Brahma Kamal blooms two month early, experts call for study
Early flowering of a number of high altitude species has worried experts, who stress on conducting a scientific study to find out the reasons behind the phenomenondehradun Updated: Jun 06, 2018 22:03 IST
Early flowering of a number of high altitude species has worried experts, who stress on conducting a scientific study to find out the reasons behind the phenomenon.
After Rhododendron, commonly known as Buransh, reported flowering in February-March last year--at least two months before the scheduled period of May to June--it’s the state flower Brahma Kamal that has reported early flowering this season.
A garden maintained by the police department near the Kedarnath shrine has already reported flowering of Brahma Kamal that has concerned experts. The flowering takes place between July and August.
“It’s difficult to establish the reasons behind this phenomenon unless there’s a scientific study to support the occurrence,” said GS Rawat, dean at the Dehradun-based Wildlife Institute of India.
“Some studies have been conducted, but we need a holistic survey and analysis,” he said. He further said that reports of changes in flowering pattern of only known species are coming to light.

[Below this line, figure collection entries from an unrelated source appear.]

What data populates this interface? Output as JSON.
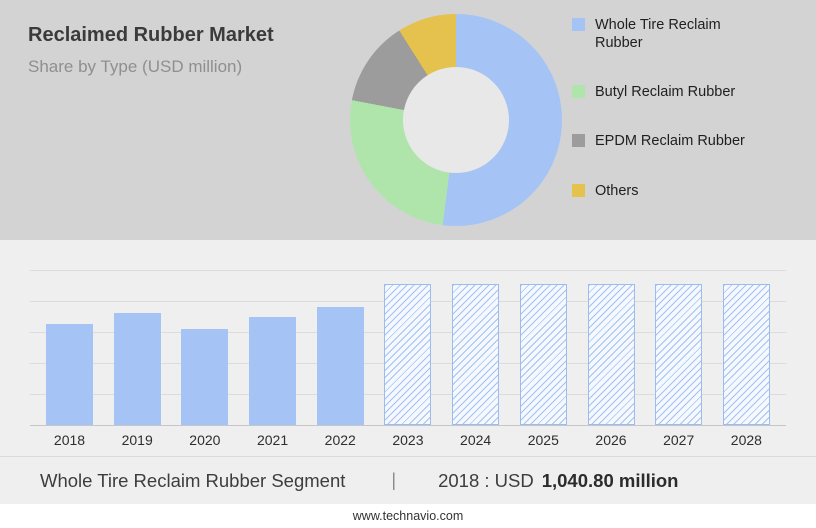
{
  "header": {
    "title": "Reclaimed Rubber Market",
    "subtitle": "Share by Type (USD million)"
  },
  "chart_data": [
    {
      "type": "pie",
      "donut": true,
      "title": "Reclaimed Rubber Market — Share by Type (USD million)",
      "labels": [
        "Whole Tire Reclaim Rubber",
        "Butyl Reclaim Rubber",
        "EPDM Reclaim Rubber",
        "Others"
      ],
      "values": [
        52,
        26,
        13,
        9
      ],
      "colors": [
        "#a5c4f5",
        "#afe5ab",
        "#9c9c9c",
        "#e5c14d"
      ],
      "legend_position": "right",
      "hole_color": "#e8e8e8"
    },
    {
      "type": "bar",
      "categories": [
        "2018",
        "2019",
        "2020",
        "2021",
        "2022",
        "2023",
        "2024",
        "2025",
        "2026",
        "2027",
        "2028"
      ],
      "values": [
        1040.8,
        1160,
        990,
        1110,
        1220,
        1460,
        1460,
        1460,
        1460,
        1460,
        1460
      ],
      "forecast_start": "2023",
      "ylim": [
        0,
        1600
      ],
      "xlabel": "",
      "ylabel": "",
      "grid": true,
      "bar_color": "#a5c4f5",
      "forecast_style": "hatched",
      "known_points": {
        "2018": "USD 1,040.80 million"
      }
    }
  ],
  "caption": {
    "segment": "Whole Tire Reclaim Rubber Segment",
    "separator": "|",
    "stat_prefix": "2018 : USD",
    "stat_value": "1,040.80 million"
  },
  "footer": {
    "url": "www.technavio.com"
  }
}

“But, there are many more species that are of ecological significant and might be facing similar issues.”
A study in 2014 on the impact of climate change on flowering of Rhododendron states, states that “such advancements most often attributed to corresponding increase in temperature.”

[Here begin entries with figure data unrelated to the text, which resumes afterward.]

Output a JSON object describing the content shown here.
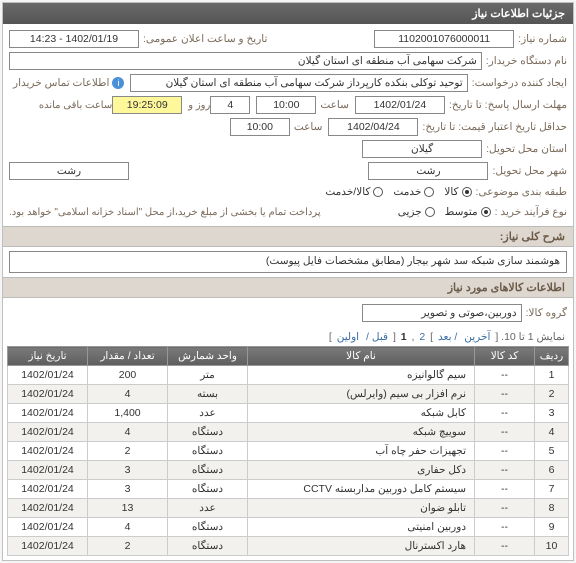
{
  "panel_title": "جزئیات اطلاعات نیاز",
  "labels": {
    "need_no": "شماره نیاز:",
    "ann_datetime": "تاریخ و ساعت اعلان عمومی:",
    "buyer_org": "نام دستگاه خریدار:",
    "creator": "ایجاد کننده درخواست:",
    "contact": "اطلاعات تماس خریدار",
    "reply_deadline": "مهلت ارسال پاسخ: تا تاریخ:",
    "hour": "ساعت",
    "day_and": "روز و",
    "remain": "ساعت باقی مانده",
    "credit_deadline": "حداقل تاریخ اعتبار قیمت: تا تاریخ:",
    "province": "استان محل تحویل:",
    "city": "شهر محل تحویل:",
    "category": "طبقه بندی موضوعی:",
    "process": "نوع فرآیند خرید :",
    "payment_note": "پرداخت تمام یا بخشی از مبلغ خرید،از محل \"اسناد خزانه اسلامی\" خواهد بود.",
    "need_desc": "شرح کلی نیاز:",
    "items_header": "اطلاعات کالاهای مورد نیاز",
    "item_group": "گروه کالا:"
  },
  "values": {
    "need_no": "1102001076000011",
    "ann_date": "1402/01/19 - 14:23",
    "buyer_org": "شرکت سهامی آب منطقه ای استان گیلان",
    "creator": "توحید توکلی بنکده کارپرداز شرکت سهامی آب منطقه ای استان گیلان",
    "reply_date": "1402/01/24",
    "reply_time": "10:00",
    "days": "4",
    "remain_time": "19:25:09",
    "credit_date": "1402/04/24",
    "credit_time": "10:00",
    "province": "گیلان",
    "city": "رشت",
    "city2": "رشت",
    "desc": "هوشمند سازی شبکه سد شهر بیجار (مطابق مشخصات فایل پیوست)",
    "item_group": "دوربین،صوتی و تصویر"
  },
  "category_opts": [
    {
      "label": "کالا",
      "selected": true
    },
    {
      "label": "خدمت",
      "selected": false
    },
    {
      "label": "کالا/خدمت",
      "selected": false
    }
  ],
  "process_opts": [
    {
      "label": "متوسط",
      "selected": true
    },
    {
      "label": "جزیی",
      "selected": false
    }
  ],
  "pager": {
    "text_prefix": "نمایش 1 تا 10. [",
    "last": "آخرین",
    "next": "/ بعد",
    "pages": [
      "2",
      "1"
    ],
    "prev": "قبل /",
    "first": "اولین",
    "text_suffix": "]"
  },
  "columns": [
    "ردیف",
    "کد کالا",
    "نام کالا",
    "واحد شمارش",
    "تعداد / مقدار",
    "تاریخ نیاز"
  ],
  "rows": [
    {
      "idx": "1",
      "code": "--",
      "name": "سیم گالوانیزه",
      "unit": "متر",
      "qty": "200",
      "date": "1402/01/24"
    },
    {
      "idx": "2",
      "code": "--",
      "name": "نرم افزار بی سیم (وایرلس)",
      "unit": "بسته",
      "qty": "4",
      "date": "1402/01/24"
    },
    {
      "idx": "3",
      "code": "--",
      "name": "کابل شبکه",
      "unit": "عدد",
      "qty": "1,400",
      "date": "1402/01/24"
    },
    {
      "idx": "4",
      "code": "--",
      "name": "سوییچ شبکه",
      "unit": "دستگاه",
      "qty": "4",
      "date": "1402/01/24"
    },
    {
      "idx": "5",
      "code": "--",
      "name": "تجهیزات حفر چاه آب",
      "unit": "دستگاه",
      "qty": "2",
      "date": "1402/01/24"
    },
    {
      "idx": "6",
      "code": "--",
      "name": "دکل حفاری",
      "unit": "دستگاه",
      "qty": "3",
      "date": "1402/01/24"
    },
    {
      "idx": "7",
      "code": "--",
      "name": "سیستم کامل دوربین مداربسته CCTV",
      "unit": "دستگاه",
      "qty": "3",
      "date": "1402/01/24"
    },
    {
      "idx": "8",
      "code": "--",
      "name": "تابلو ضوان",
      "unit": "عدد",
      "qty": "13",
      "date": "1402/01/24"
    },
    {
      "idx": "9",
      "code": "--",
      "name": "دوربین امنیتی",
      "unit": "دستگاه",
      "qty": "4",
      "date": "1402/01/24"
    },
    {
      "idx": "10",
      "code": "--",
      "name": "هارد اکسترنال",
      "unit": "دستگاه",
      "qty": "2",
      "date": "1402/01/24"
    }
  ]
}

The study analysed the flowering period and patterns in 2009, 2010 and 2011 of the natural plants of Buransh, comparing it with the herbarium specimen collected from Dehradun-based Botanical Survey of India, Forest Research Institute and Lucknow-based National Botanical Research Institute.

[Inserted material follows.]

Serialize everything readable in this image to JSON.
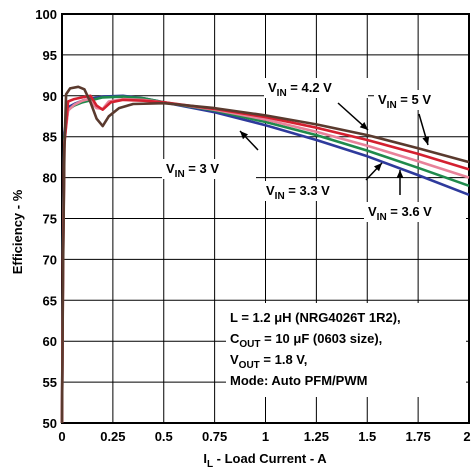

“Increase in temperature could be a reason behind this phenomenon. We recorded 88-97 days shift in flowering period of Buransh. This also indicates similar impact on other high altitude plant species,” Ranbeer S Rawal at the GB Pant Institute of Himalayan Environment and Development, said.
Residents too are worried. Surendra Negi, a resident of Bhimtal in Nainital said: “Villagers do believe that increase in temperature is the main reason behind early flowering of plants like Brahma Kamal.
“But, they can’t do anything much to safeguard the species.”
The state flower is excessively harvested as it is offered to the holy shrines of Badrinath, Kedarntah, Gangotri and Yamunotri.
Anup Sah, a Nainital-based environmental activist said, “Erratic rainfall and increase in temperature are the reasons behind the change.”
“But, experts should suggest ways of mitigating this phenomenon so that the actual flowering period of the species could be restored.”
Others said the flowering of the species affects movement of avian species as well.